I can see where the formula comes from (and I'm assuming that the initial velocity was 5, as that seemed to work to get the form of equation you've shown us). I come up with an equation identical to yours, except the 39.2 is replaced by 2g(h-y) where g is acc due to grav, h is initial launch height, and y is height of the object at some time...
x = (5 cos{@}) (5 sin{@} +
√{25 (sin{@})^2 + 2g(h-y)}) / 9.8
This means that for yours to work, the y value is precisely 2 units less than the original height. This is perfectly reasonable. If we want to turn this 'x' into range of the projectile, R, we must look for the case when y=0, so this becomes:
R = (5 cos{@}) (5 sin{@} +
√{25 (sin{@})^2 + 2gh}) / 9.8
Now we have this, we can see when we graph it as x(@) vs @ that increasing 'h' merely increases the amplitude of the function and moves it slightly towards the left. If we look at the maximum points of the graph, (best to use some sort of graphing/math s/w, I used mathematica) by differentiating wrt @, different values of h show different max values. I tested out h=0,10,20,30,40,50,100; and each time the max point moved to the left a bit.

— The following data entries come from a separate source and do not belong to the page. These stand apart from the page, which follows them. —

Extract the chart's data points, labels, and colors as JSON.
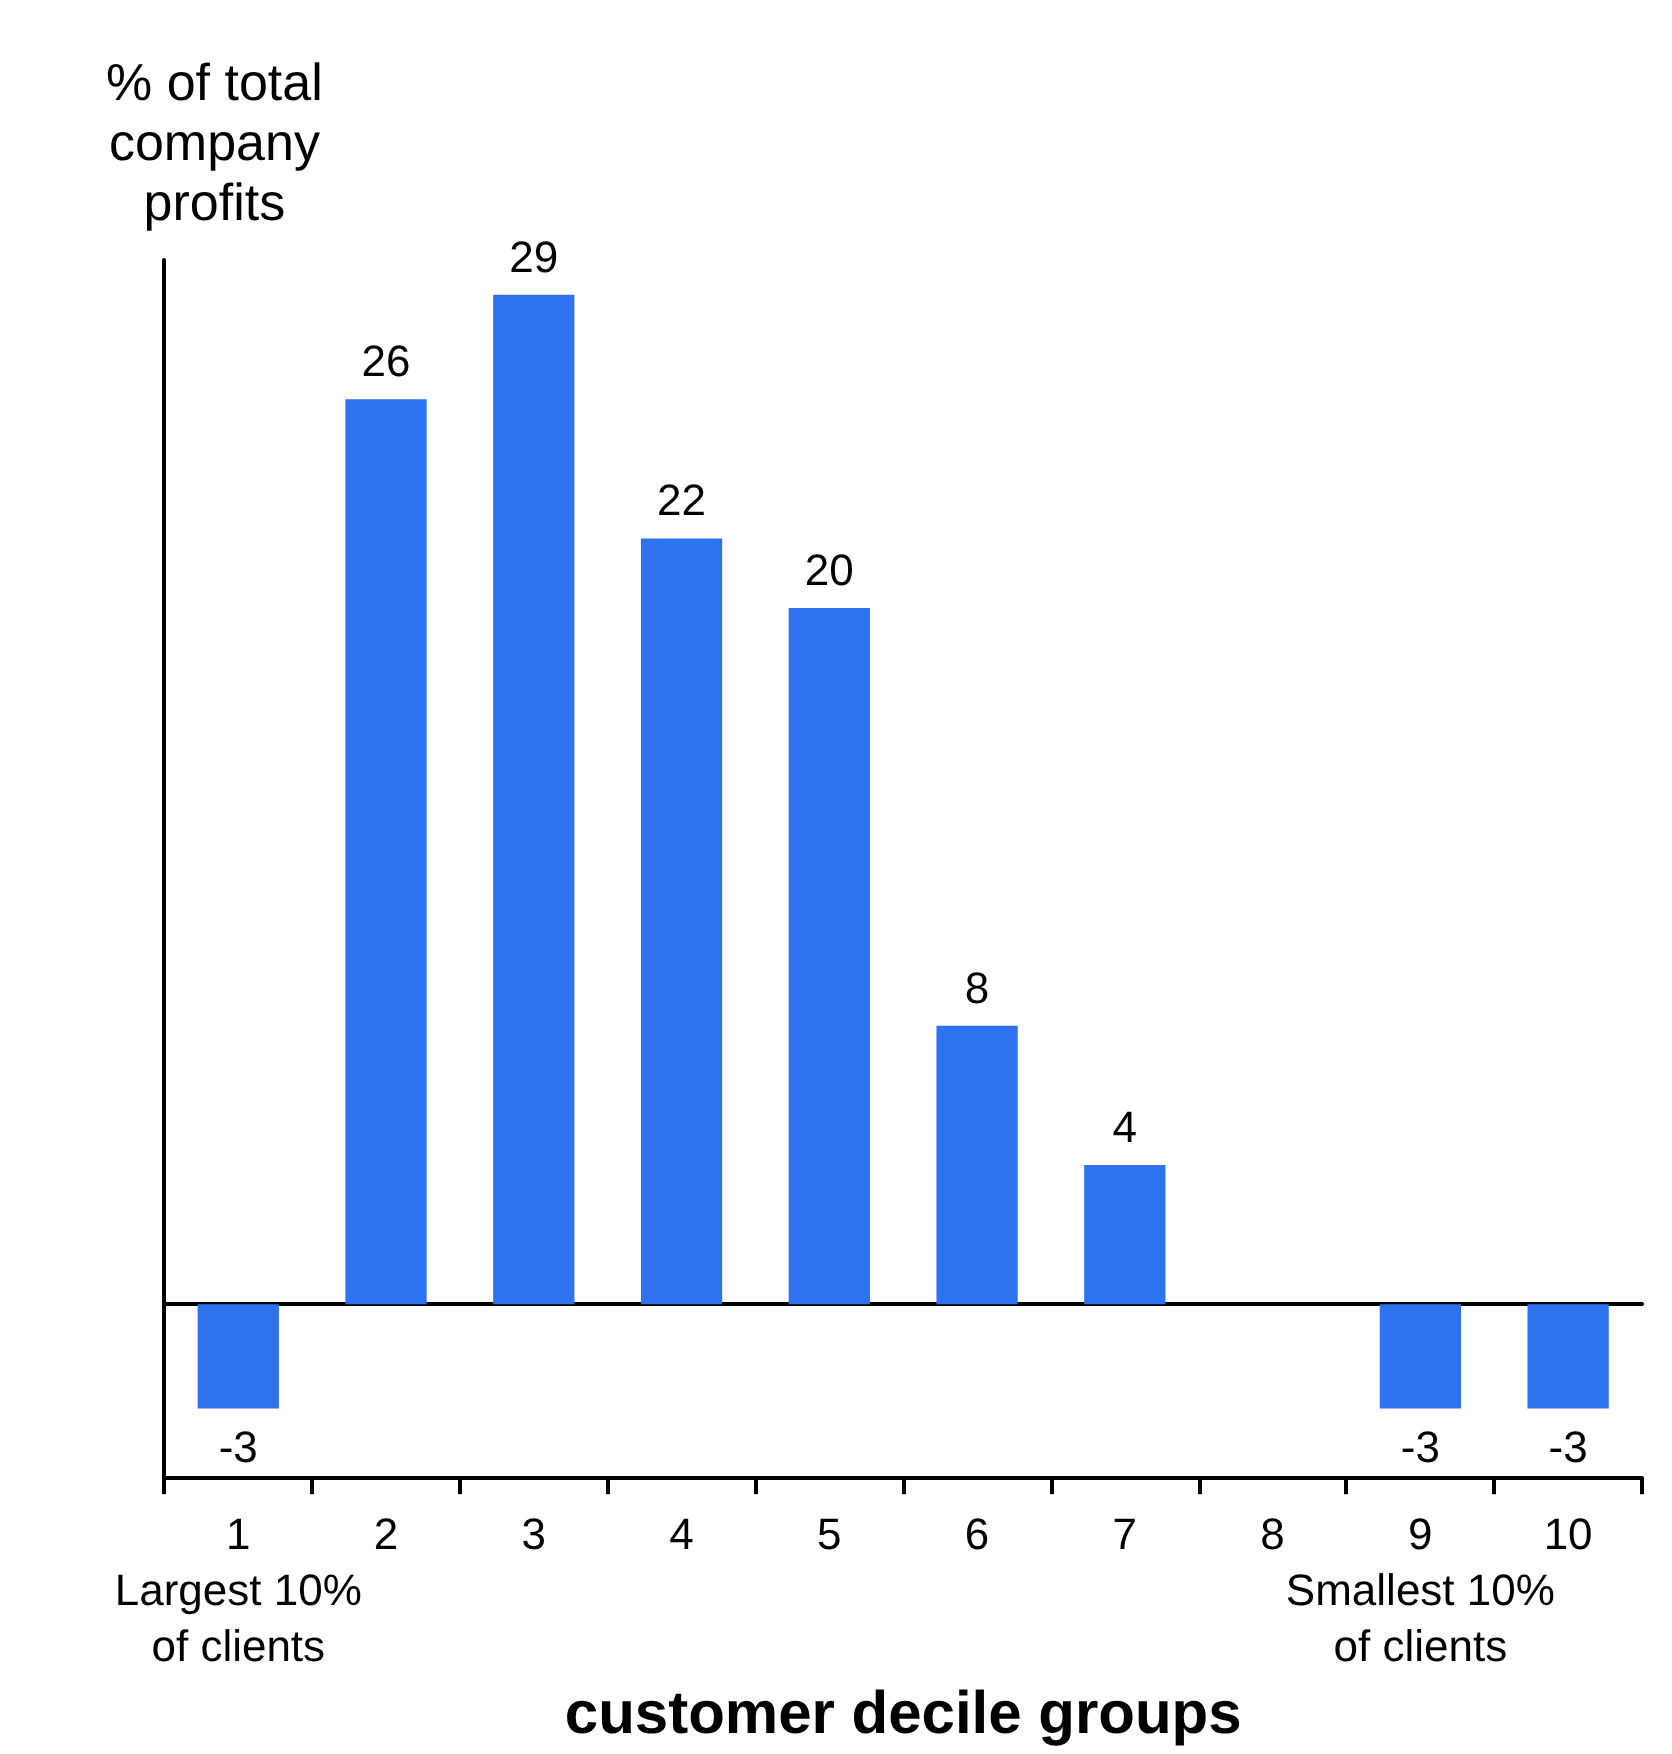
{
  "chart_data": {
    "type": "bar",
    "xlabel": "customer decile groups",
    "ylabel": "% of total company profits",
    "categories": [
      "1\nLargest 10%\nof clients",
      "2",
      "3",
      "4",
      "5",
      "6",
      "7",
      "8",
      "9\nSmallest 10%\nof clients",
      "10"
    ],
    "values": [
      -3,
      26,
      29,
      22,
      20,
      8,
      4,
      null,
      -3,
      -3
    ],
    "color": "#2f72f0",
    "ylim": [
      -5,
      30
    ],
    "data_labels": true
  }
}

As far as I can tell, as the height increases, the range increases, regardless of the angle; however, as the height increases, the angle for the maximum range seems to tend towards 0, which is rediculous...
But here's a graph of its derivative with h=0 (right-most),10, 50, 100, 200 (left-most). This clearly shows that the extreme point approaches 0 as R increases.
Hope this helps... tho it may not be right coz you wouldn't expect that if you could throw the ball an infinite distance straight up, it would go an infinite distance in any other direction in the horizontal plane...
Any thoughts, fellow numeromaniacs?